Dès lors que le taux effectif de CVAE dépend du chiffre d'affaires, certaines entreprises pourraient avoir des comportements d'optimisation fiscale en multipliant les filiales, ce qui leur permettrait de réduire artificiellement leur chiffre d'affaires et donc de bénéficier d'un taux effectif de CVAE moins élevé. Afin d'éviter cela, l'article 1586 quater du code général des impôts prévoit que le chiffre d'affaires des groupes de sociétés fiscalement intégrés - c'est-à-dire une société mère et ses filiales détenues à 95 % au moins ayant opté pour ce régime fiscal - est consolidé au niveau du groupe.

Cependant, le Conseil constitutionnel a déclaré ces dispositions contraires à la Constitution en mai 201733(*)

,

en considérant qu'elles créaient une inégalité devant la loi entre les groupes satisfaisant les conditions précitées selon si ils avaient opté ou non pour le régime de l'intégration fiscale, dans la mesure où leur taux d'imposition global serait différent.

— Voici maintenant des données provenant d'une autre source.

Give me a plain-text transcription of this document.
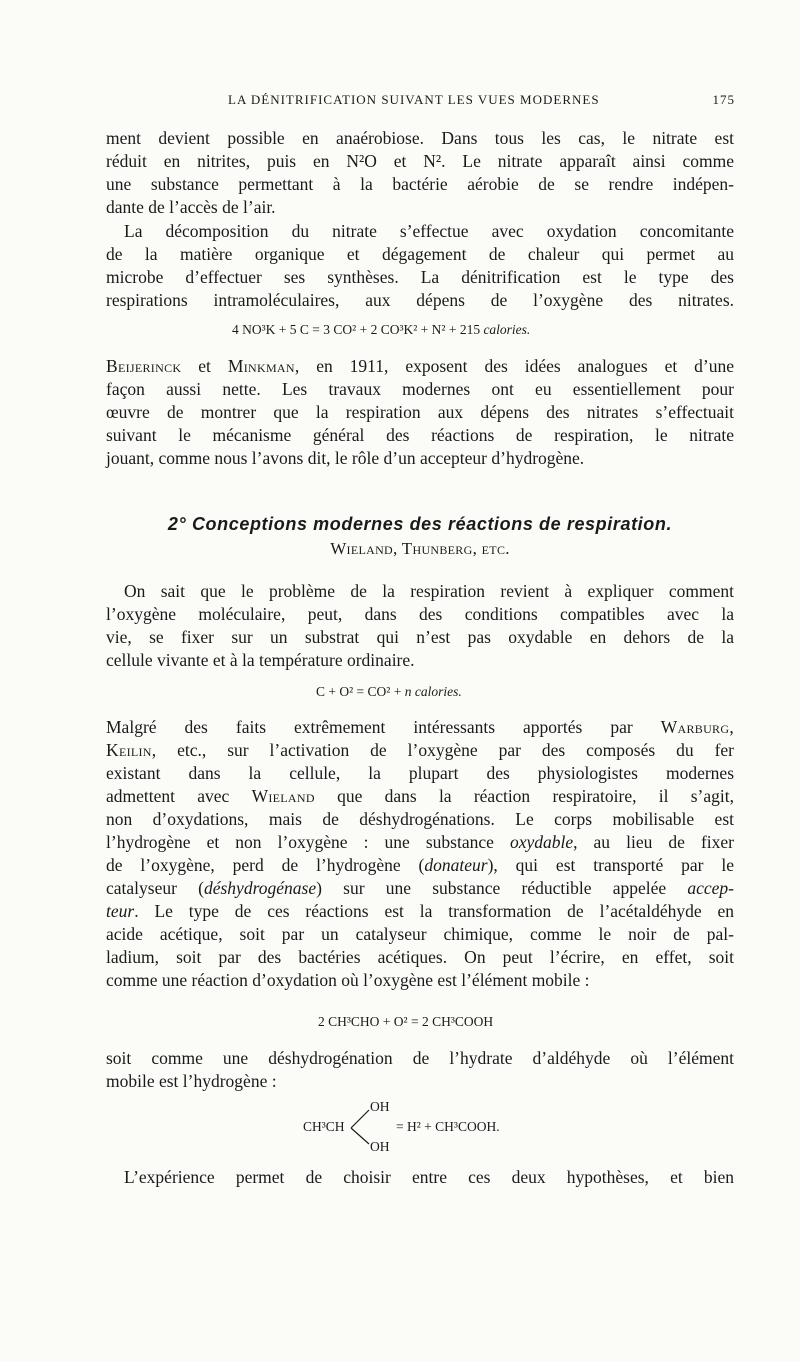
LA DÉNITRIFICATION SUIVANT LES VUES MODERNES	175
ment devient possible en anaérobiose. Dans tous les cas, le nitrate est
réduit en nitrites, puis en N²O et N². Le nitrate apparaît ainsi comme
une substance permettant à la bactérie aérobie de se rendre indépen-
dante de l’accès de l’air.
La décomposition du nitrate s’effectue avec oxydation concomitante
de la matière organique et dégagement de chaleur qui permet au
microbe d’effectuer ses synthèses. La dénitrification est le type des
respirations intramoléculaires, aux dépens de l’oxygène des nitrates.
4 NO³K + 5 C = 3 CO² + 2 CO³K² + N² + 215 calories.
Beijerinck et Minkman, en 1911, exposent des idées analogues et d’une
façon aussi nette. Les travaux modernes ont eu essentiellement pour
œuvre de montrer que la respiration aux dépens des nitrates s’effectuait
suivant le mécanisme général des réactions de respiration, le nitrate
jouant, comme nous l’avons dit, le rôle d’un accepteur d’hydrogène.
2° Conceptions modernes des réactions de respiration.
Wieland, Thunberg, etc.
On sait que le problème de la respiration revient à expliquer comment
l’oxygène moléculaire, peut, dans des conditions compatibles avec la
vie, se fixer sur un substrat qui n’est pas oxydable en dehors de la
cellule vivante et à la température ordinaire.
C + O² = CO² + n calories.
Malgré des faits extrêmement intéressants apportés par Warburg,
Keilin, etc., sur l’activation de l’oxygène par des composés du fer
existant dans la cellule, la plupart des physiologistes modernes
admettent avec Wieland que dans la réaction respiratoire, il s’agit,
non d’oxydations, mais de déshydrogénations. Le corps mobilisable est
l’hydrogène et non l’oxygène : une substance oxydable, au lieu de fixer
de l’oxygène, perd de l’hydrogène (donateur), qui est transporté par le
catalyseur (déshydrogénase) sur une substance réductible appelée accep-
teur. Le type de ces réactions est la transformation de l’acétaldéhyde en
acide acétique, soit par un catalyseur chimique, comme le noir de pal-
ladium, soit par des bactéries acétiques. On peut l’écrire, en effet, soit
comme une réaction d’oxydation où l’oxygène est l’élément mobile :
2 CH³CHO + O² = 2 CH³COOH
soit comme une déshydrogénation de l’hydrate d’aldéhyde où l’élément
mobile est l’hydrogène :
CH³CH
OH
OH
= H² + CH³COOH.
L’expérience permet de choisir entre ces deux hypothèses, et bien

Si le Conseil reconnaissait le motif d'intérêt général (empêcher l'optimisation fiscale), il considérait que le critère retenu (l'option pour ce régime fiscal) n'était pas en adéquation avec l'objet de la loi, puisque les groupes non intégrés peuvent également avoir des comportements d'optimisation34(*).

À la suite de cette décision, l'article 15 de la loi de finances pour 2018 a généralisé la consolidation du chiffre d'affaires pour l'ensemble des groupes satisfaisant aux conditions précitées, à compter de 2018.

Source : rapport spécial « Remboursements et dégrèvements » sur le PLF 2018


* 32 Les entreprises dont le chiffre d'affaires est inférieur à 2 millions d'euros bénéficient d'un dégrèvement complémentaire de 1 000 euros.

* 33 Décision n° 2017-629 QPC, Société FB Finance, Conseil constitutionnel, 19 mai 2017.

* 34 Le régime de l'intégration fiscale résulte d'une option librement souscrite par un groupe, lui permettant, pour le calcul de son impôt sur les bénéfices, de consolider les résultats de ses différentes entités.